Hmm, so i just checked and the speedup is partially due to the different warmup procedure. For data consisting of only the first 224 days, “my” warmup takes 2m23s+27s=3m, while the regular warmup takes 15m14s+6m11s=21m. On top, the regular warmup scales much worse, or rather “my” warmup retains its performance for longer.
Edit: Further tests reveal that a lot can be gained for the regular warmup by (also) using a dense metric, yielding times of 5m56s+42s=6m38s for the above data.
No, this is/was wholly an artifact of the bug in the R script. For the figure above I pulled the fit from github.
@wds15 the Adjoint ODE solver finished sampling in ~43h:
All 4 chains finished successfully.
Mean chain execution time: 142145.5 seconds.

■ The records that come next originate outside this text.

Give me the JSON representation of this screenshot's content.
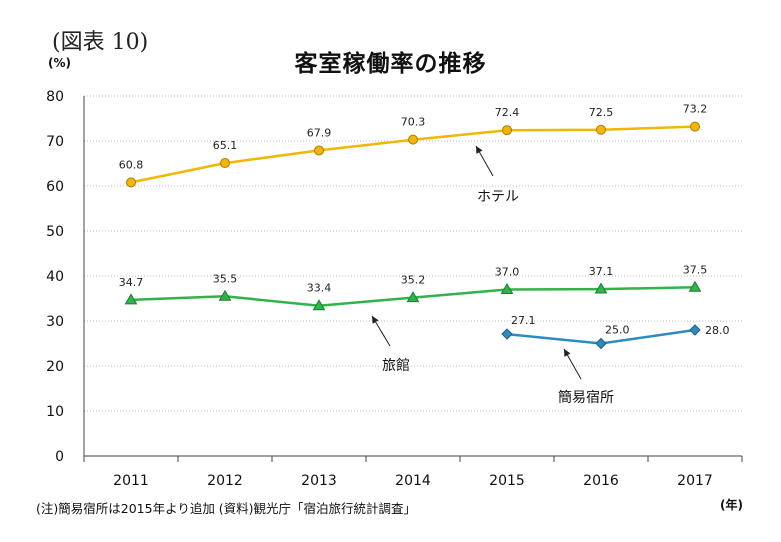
{
  "figure_label": "(図表 10)",
  "footnote": "(注)簡易宿所は2015年より追加 (資料)観光庁「宿泊旅行統計調査」",
  "chart_data": {
    "type": "line",
    "title": "客室稼働率の推移",
    "ylabel": "(%)",
    "xlabel": "(年)",
    "ylim": [
      0,
      80
    ],
    "yticks": [
      0,
      10,
      20,
      30,
      40,
      50,
      60,
      70,
      80
    ],
    "grid": true,
    "categories": [
      "2011",
      "2012",
      "2013",
      "2014",
      "2015",
      "2016",
      "2017"
    ],
    "series": [
      {
        "name": "ホテル",
        "color": "#f2b705",
        "marker": "circle",
        "values": [
          60.8,
          65.1,
          67.9,
          70.3,
          72.4,
          72.5,
          73.2
        ],
        "labels": [
          "60.8",
          "65.1",
          "67.9",
          "70.3",
          "72.4",
          "72.5",
          "73.2"
        ]
      },
      {
        "name": "旅館",
        "color": "#2fb34a",
        "marker": "triangle",
        "values": [
          34.7,
          35.5,
          33.4,
          35.2,
          37.0,
          37.1,
          37.5
        ],
        "labels": [
          "34.7",
          "35.5",
          "33.4",
          "35.2",
          "37.0",
          "37.1",
          "37.5"
        ]
      },
      {
        "name": "簡易宿所",
        "color": "#2e8bc0",
        "marker": "diamond",
        "values": [
          null,
          null,
          null,
          null,
          27.1,
          25.0,
          28.0
        ],
        "labels": [
          null,
          null,
          null,
          null,
          "27.1",
          "25.0",
          "28.0"
        ]
      }
    ]
  }
}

Total execution time: 153755.4 seconds.
Warning: 1 of 4000 (0.0%) transitions ended with a divergence.
This may indicate insufficient exploration of the posterior distribution.
Possible remedies include:
* Increasing adapt_delta closer to 1 (default is 0.8)
* Reparameterizing the model (e.g. using a non-centered parameterization)
* Using informative or weakly informative prior distributions
3999 of 4000 (100.0%) transitions hit the maximum treedepth limit of 10 or 2^10-1 leapfrog steps.
Trajectories that are prematurely terminated due to this limit will result in slow exploration.
Increasing the max_treedepth limit can avoid this at the expense of more computation.
If increasing max_treedepth does not remove warnings, try to reparameterize the model.